Note that NVIDIA’s bug database is set up for confidentiality, so one cannot share bug reports. Only the filer and relevant NVIDIA personnel have access. This protects sensitive information that could be revealed through code appended to bug reports. And even the simple knowledge that someone is using GPUs could be sensitive information in some circumstances.

For what it is worth, this vector-store code generation bug does not exist in PTX produced by CUDA 9.2, which is why I was unable to reproduce it on my older system with the Kepler-based GPU. Since you observe it with CUDA 10.2, it looks like it was first introduced in CUDA 10. Maybe (speculation) NVIDIA performed a re-base of nvvm to a newer version of llvm at that time ? At least this is how some other errors have crept into nvvm historically.

As for the storing of literal constants: As long as access is uniform across the warp, there is usually no performance difference between sticking them into a constant memory bank or the immediate field on an instruction.
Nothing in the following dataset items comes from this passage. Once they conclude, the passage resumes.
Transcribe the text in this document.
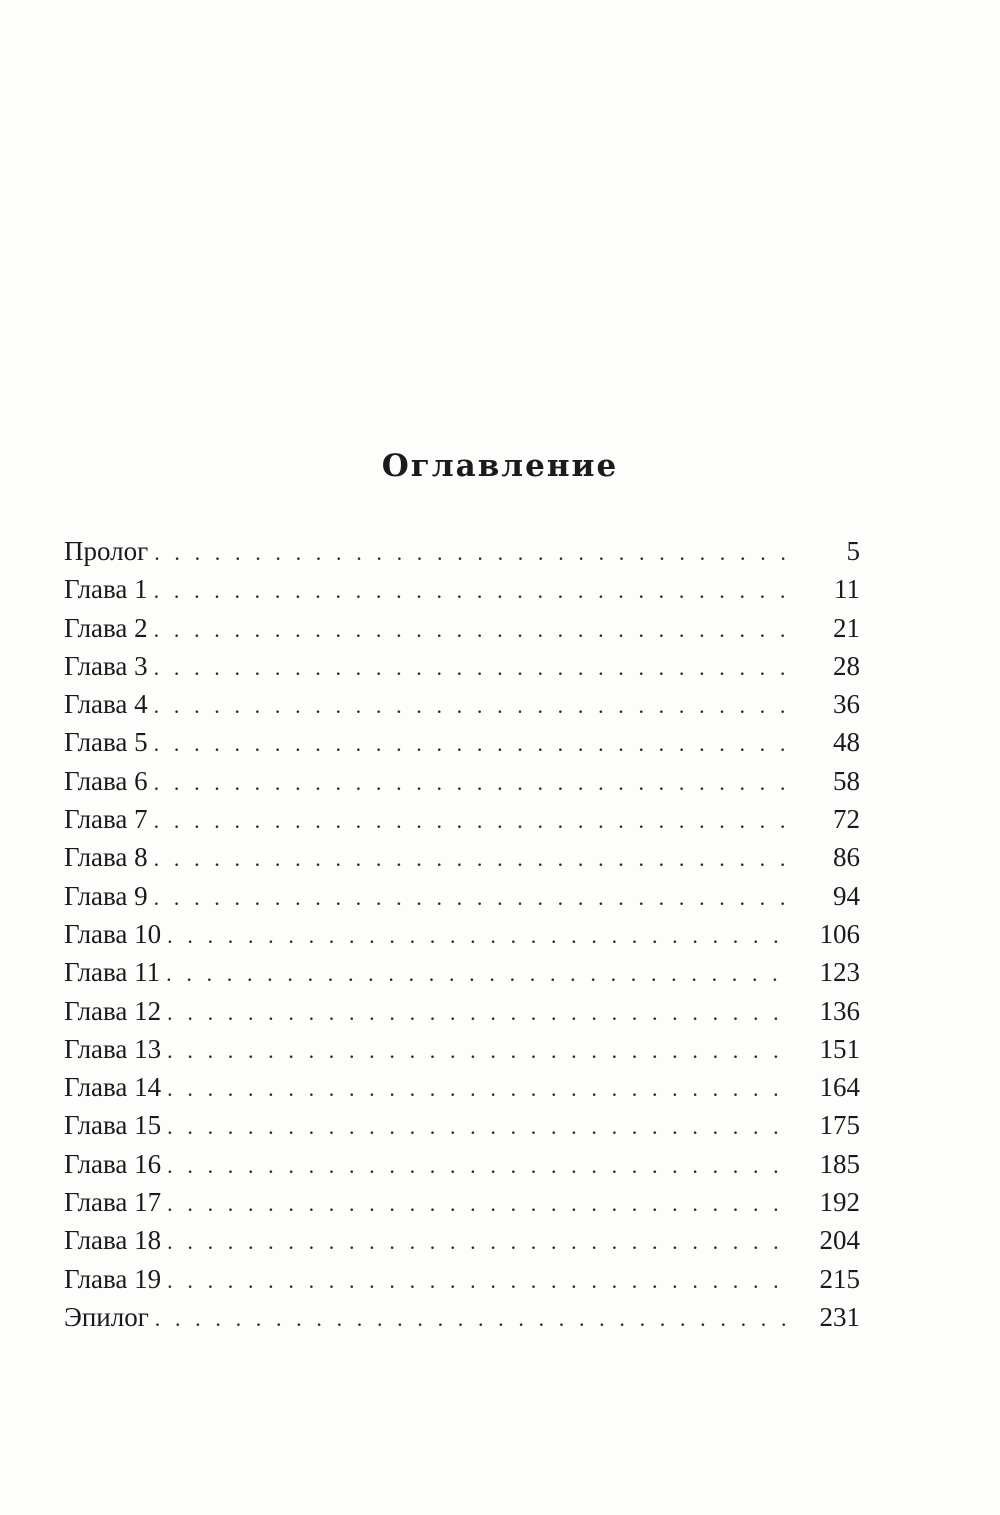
Оглавление
Пролог . . .	5
Глава 1 . . .	11
Глава 2 . . .	21
Глава 3 . . .	28
Глава 4 . . .	36
Глава 5 . . .	48
Глава 6 . . .	58
Глава 7 . . .	72
Глава 8 . . .	86
Глава 9 . . .	94
Глава 10 . . .	106
Глава 11 . . .	123
Глава 12 . . .	136
Глава 13 . . .	151
Глава 14 . . .	164
Глава 15 . . .	175
Глава 16 . . .	185
Глава 17 . . .	192
Глава 18 . . .	204
Глава 19 . . .	215
Эпилог . . .	231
This assumes that relevant constants fit into the constant cache, which is something like 4KB or 8KB.

However, depending on architecture, the immediate field of instructions may not be able to hold a full-sized value (e.g. some single-precision constant fields on pre-Volta architectures can only hold the 20 leading bits), and there may not always be an immediate field for some operands of an instruction. On the other hand, constant bank storage is limited, and the constant cache that allows constant bank data to be accessed at the speed of an immediate operand is even smaller, so ptxas presumably first tries to stick constants into an immediate field, and where that isn’t possible, puts the constant into a constant bank.